# Hidden Test: Circuit Function Validation

This notebook tests whether each neuron/head in the student's identified circuit matches its hypothesized function as described in the instructor's plan.

## Test Goals

1. Load the student's identified circuit
2. Load GPT2-small and IOI dataset
3. For each head category, verify it performs its hypothesized function:
   - **Duplicate Token Heads**: Should attend from S2 to S1
   - **S-Inhibition Heads**: Should attend from END to S2
   - **Name-Mover Heads**: Should attend from END to IO
4. Provide quantitative metrics for each head's performance

In [1]:
import os
import torch
import json
import numpy as np
from pathlib import Path

# Set working directory
os.chdir('/home/smallyan/critic_model_mechinterp')

# Check GPU
device = 'cuda' if torch.cuda.is_available() else 'cpu'
print(f"Using device: {device}")
if torch.cuda.is_available():
    print(f"GPU: {torch.cuda.get_device_name(0)}")

# Load the student's circuit
circuit_path = 'runs/circuits_claude_2025-11-09_14-46-37/results/real_circuits_1.json'
with open(circuit_path, 'r') as f:
    circuit = json.load(f)

print(f"\nLoaded circuit with {len(circuit['nodes'])} nodes")
print(f"Attention heads: {len([n for n in circuit['nodes'] if n.startswith('a')])}")
print(f"MLPs: {len([n for n in circuit['nodes'] if n.startswith('m')])}")

Using device: cuda
GPU: NVIDIA A40

Loaded circuit with 44 nodes
Attention heads: 31
MLPs: 12


In [2]:
# Install and import necessary libraries
print("Loading TransformerLens and datasets...")

try:
    from transformer_lens import HookedTransformer
    from datasets import load_dataset
    print("✓ Libraries loaded successfully")
except ImportError as e:
    print(f"Error importing libraries: {e}")
    print("Attempting to install...")
    import subprocess
    subprocess.run(["pip", "install", "-q", "transformer-lens", "datasets"], check=True)
    from transformer_lens import HookedTransformer
    from datasets import load_dataset
    print("✓ Libraries installed and loaded")

Loading TransformerLens and datasets...


✓ Libraries loaded successfully


In [4]:
# Load GPT2-small model
print("Loading GPT2-small model...")
model = HookedTransformer.from_pretrained("gpt2-small", device=device)
print(f"✓ Model loaded: {model.cfg.n_layers} layers, {model.cfg.n_heads} heads per layer")
print(f"  d_model: {model.cfg.d_model}, d_head: {model.cfg.d_head}")

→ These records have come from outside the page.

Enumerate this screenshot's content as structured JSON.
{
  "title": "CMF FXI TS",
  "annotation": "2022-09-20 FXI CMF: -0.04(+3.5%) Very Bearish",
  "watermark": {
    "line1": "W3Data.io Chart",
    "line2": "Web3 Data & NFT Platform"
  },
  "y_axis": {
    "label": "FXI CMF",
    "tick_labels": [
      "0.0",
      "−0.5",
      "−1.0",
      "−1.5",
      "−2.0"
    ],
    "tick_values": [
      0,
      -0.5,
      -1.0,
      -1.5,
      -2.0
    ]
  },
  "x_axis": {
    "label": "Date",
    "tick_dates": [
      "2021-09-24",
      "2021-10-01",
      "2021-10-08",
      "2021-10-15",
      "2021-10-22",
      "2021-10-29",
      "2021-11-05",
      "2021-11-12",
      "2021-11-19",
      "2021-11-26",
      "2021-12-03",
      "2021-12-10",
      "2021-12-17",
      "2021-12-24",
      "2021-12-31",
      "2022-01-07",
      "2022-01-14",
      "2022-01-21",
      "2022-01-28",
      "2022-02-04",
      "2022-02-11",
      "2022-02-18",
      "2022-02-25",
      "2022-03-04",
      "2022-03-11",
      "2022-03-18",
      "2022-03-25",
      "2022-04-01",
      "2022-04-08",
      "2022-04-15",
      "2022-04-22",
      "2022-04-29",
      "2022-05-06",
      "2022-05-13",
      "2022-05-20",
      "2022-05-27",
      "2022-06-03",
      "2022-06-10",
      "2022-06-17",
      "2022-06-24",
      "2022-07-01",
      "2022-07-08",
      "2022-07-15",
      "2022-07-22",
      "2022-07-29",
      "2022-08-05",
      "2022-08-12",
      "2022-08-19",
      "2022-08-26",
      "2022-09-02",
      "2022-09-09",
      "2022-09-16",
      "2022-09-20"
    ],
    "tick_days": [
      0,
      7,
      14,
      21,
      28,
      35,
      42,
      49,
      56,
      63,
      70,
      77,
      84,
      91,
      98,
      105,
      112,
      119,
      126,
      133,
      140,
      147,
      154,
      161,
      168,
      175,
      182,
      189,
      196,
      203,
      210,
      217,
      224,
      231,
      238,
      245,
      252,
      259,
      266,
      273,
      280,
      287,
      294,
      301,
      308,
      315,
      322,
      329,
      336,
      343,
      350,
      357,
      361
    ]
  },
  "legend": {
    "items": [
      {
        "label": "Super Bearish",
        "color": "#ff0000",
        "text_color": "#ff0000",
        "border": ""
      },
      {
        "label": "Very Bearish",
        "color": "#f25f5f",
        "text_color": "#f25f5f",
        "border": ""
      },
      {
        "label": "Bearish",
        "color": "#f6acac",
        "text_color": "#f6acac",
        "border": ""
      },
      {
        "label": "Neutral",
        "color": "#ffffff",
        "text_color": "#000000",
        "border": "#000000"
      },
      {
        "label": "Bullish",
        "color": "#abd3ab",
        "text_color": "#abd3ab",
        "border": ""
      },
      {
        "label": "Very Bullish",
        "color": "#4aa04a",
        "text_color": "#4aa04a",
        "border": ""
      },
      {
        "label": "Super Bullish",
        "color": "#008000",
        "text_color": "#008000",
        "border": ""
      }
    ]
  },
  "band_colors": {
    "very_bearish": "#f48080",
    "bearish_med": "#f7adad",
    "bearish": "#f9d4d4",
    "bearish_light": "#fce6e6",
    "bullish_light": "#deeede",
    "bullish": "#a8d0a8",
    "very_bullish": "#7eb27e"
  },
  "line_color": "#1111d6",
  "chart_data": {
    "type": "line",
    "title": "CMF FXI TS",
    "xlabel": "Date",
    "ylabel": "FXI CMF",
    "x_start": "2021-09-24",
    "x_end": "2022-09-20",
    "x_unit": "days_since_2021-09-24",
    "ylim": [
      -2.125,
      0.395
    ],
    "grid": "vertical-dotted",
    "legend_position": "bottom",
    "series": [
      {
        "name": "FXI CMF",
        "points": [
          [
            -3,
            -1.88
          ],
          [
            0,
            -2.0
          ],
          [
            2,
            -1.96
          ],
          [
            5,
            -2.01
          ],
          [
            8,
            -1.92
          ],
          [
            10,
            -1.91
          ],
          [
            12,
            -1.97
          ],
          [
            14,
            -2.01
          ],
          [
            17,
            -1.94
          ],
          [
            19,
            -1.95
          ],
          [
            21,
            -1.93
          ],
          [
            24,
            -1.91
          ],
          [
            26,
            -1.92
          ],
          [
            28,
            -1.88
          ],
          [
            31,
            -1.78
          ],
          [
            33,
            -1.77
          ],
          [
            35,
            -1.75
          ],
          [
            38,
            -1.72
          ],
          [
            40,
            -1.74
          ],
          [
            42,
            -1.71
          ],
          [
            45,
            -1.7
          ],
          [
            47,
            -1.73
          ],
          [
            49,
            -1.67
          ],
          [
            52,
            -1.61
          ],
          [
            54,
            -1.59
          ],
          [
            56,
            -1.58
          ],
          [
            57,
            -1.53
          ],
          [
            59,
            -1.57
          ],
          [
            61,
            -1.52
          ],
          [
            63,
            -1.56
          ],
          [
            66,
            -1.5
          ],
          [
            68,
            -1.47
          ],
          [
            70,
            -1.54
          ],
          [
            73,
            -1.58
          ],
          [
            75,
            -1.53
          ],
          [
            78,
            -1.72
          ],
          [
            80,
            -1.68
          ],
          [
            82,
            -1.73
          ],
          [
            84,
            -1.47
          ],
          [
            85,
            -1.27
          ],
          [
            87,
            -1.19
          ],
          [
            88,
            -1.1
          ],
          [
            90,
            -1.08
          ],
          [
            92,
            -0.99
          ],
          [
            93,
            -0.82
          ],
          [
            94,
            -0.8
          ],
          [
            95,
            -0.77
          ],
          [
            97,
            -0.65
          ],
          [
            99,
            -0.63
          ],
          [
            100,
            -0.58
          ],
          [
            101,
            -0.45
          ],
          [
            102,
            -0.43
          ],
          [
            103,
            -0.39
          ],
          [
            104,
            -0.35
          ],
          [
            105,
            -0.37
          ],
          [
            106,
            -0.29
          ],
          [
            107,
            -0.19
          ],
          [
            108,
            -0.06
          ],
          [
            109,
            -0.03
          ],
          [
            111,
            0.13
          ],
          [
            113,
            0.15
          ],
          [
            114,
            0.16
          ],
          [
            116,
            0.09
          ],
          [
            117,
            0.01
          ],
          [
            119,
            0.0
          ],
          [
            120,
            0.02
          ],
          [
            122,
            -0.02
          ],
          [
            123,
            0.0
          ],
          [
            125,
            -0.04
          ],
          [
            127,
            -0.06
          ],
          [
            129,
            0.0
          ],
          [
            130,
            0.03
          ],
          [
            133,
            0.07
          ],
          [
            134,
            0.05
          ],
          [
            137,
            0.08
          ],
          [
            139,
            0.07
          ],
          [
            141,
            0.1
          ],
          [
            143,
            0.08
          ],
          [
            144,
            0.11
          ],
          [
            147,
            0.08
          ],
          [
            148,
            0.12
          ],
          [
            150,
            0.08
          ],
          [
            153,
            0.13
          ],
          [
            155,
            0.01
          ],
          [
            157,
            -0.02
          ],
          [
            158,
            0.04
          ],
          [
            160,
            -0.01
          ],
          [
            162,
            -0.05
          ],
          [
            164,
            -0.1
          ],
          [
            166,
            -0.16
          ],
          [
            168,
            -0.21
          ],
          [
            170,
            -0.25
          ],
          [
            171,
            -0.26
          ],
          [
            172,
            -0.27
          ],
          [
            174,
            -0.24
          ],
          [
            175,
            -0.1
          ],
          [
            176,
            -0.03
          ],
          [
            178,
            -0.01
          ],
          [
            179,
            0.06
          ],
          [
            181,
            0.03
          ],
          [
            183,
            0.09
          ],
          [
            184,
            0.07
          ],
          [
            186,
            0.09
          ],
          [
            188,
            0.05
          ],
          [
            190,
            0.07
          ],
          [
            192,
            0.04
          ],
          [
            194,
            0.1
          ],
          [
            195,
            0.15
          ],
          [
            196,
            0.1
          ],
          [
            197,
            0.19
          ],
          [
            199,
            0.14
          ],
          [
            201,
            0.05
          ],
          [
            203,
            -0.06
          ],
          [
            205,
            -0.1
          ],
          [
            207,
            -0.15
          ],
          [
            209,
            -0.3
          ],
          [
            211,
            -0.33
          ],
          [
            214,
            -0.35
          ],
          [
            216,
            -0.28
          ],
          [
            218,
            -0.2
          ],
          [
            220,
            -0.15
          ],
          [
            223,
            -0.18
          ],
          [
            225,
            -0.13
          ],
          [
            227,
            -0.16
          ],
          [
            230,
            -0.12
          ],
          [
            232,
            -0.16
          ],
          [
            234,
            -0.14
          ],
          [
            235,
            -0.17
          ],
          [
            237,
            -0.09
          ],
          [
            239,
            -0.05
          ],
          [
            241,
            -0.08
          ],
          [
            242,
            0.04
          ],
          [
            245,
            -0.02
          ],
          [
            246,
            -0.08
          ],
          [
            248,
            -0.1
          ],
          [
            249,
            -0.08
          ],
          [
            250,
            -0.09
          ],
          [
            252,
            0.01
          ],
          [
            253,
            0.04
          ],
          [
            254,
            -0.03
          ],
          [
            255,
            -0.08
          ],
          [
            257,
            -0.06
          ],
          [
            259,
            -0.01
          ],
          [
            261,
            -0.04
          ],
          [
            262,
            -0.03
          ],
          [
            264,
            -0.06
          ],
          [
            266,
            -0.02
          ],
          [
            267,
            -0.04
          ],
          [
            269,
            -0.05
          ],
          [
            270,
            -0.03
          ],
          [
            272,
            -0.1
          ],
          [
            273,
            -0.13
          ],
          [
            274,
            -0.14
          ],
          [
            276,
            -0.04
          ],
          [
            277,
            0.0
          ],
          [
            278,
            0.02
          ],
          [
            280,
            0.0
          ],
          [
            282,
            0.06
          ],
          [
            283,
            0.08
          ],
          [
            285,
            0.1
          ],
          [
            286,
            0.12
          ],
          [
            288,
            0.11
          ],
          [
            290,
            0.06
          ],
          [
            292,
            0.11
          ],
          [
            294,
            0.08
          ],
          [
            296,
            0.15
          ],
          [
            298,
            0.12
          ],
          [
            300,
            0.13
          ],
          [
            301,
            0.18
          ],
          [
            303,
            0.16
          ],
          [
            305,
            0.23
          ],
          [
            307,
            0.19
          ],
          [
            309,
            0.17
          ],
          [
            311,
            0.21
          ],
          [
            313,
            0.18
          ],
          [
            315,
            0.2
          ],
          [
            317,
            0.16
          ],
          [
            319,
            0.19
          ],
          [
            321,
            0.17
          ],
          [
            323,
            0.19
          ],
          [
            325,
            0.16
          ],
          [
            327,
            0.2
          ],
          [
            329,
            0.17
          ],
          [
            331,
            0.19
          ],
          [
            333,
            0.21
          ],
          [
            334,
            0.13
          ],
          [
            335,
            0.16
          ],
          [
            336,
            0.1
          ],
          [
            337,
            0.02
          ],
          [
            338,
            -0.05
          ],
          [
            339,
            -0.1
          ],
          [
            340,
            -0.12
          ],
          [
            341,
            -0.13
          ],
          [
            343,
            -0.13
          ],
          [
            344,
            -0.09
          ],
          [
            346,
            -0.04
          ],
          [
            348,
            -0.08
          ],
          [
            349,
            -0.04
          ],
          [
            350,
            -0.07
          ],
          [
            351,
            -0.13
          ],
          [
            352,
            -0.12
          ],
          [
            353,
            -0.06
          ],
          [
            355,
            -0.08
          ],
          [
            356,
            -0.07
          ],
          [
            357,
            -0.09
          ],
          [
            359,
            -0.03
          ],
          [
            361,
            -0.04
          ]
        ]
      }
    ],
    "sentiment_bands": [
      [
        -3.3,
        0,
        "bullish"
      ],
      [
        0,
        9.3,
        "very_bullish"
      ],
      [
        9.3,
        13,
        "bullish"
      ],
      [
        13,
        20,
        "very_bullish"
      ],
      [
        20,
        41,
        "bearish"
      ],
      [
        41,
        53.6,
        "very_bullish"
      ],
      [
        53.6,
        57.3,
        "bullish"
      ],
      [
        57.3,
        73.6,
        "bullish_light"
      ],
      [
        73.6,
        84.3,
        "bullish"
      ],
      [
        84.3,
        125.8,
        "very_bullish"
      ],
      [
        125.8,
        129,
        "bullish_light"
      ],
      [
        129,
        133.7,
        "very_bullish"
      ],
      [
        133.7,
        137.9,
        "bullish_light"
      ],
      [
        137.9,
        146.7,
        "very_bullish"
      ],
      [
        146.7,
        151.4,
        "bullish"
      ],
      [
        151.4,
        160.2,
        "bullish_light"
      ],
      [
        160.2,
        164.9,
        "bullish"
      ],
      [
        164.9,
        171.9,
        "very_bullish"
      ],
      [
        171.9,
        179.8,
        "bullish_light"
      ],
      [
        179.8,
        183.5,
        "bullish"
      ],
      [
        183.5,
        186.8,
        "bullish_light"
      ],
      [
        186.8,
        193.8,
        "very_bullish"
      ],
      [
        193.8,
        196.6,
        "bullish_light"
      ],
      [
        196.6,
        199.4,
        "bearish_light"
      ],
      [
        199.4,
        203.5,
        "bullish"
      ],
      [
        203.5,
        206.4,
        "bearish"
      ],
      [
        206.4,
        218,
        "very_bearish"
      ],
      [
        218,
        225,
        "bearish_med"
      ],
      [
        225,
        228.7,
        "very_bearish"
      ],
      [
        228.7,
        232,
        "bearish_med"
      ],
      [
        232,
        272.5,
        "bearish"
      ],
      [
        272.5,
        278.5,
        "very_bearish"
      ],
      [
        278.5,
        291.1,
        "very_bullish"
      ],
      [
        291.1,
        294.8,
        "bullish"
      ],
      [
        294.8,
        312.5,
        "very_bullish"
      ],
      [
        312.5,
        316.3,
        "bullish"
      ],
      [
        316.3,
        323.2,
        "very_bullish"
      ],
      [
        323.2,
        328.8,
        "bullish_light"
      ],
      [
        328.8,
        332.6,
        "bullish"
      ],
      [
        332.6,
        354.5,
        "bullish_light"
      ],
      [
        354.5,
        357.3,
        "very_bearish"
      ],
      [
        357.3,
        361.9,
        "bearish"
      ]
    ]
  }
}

# Load IOI dataset - trying correct name
print("\nLoading IOI dataset...")
try:
    # Try mib-bench/ioi as specified in instructor's prompt
    dataset = load_dataset("mib-bench/ioi", split="train")
except Exception as e:
    print(f"Trying alternative dataset name: {e}")
    # Alternative: load from canonical source
    dataset = load_dataset("Eleuther/ioi", split="train")
    
print(f"✓ Dataset loaded: {len(dataset)} examples")

# Use first 50 examples for testing (different from student's 100)
test_size = 50
test_dataset = dataset.select(range(test_size))
print(f"Using {test_size} examples for hidden testing")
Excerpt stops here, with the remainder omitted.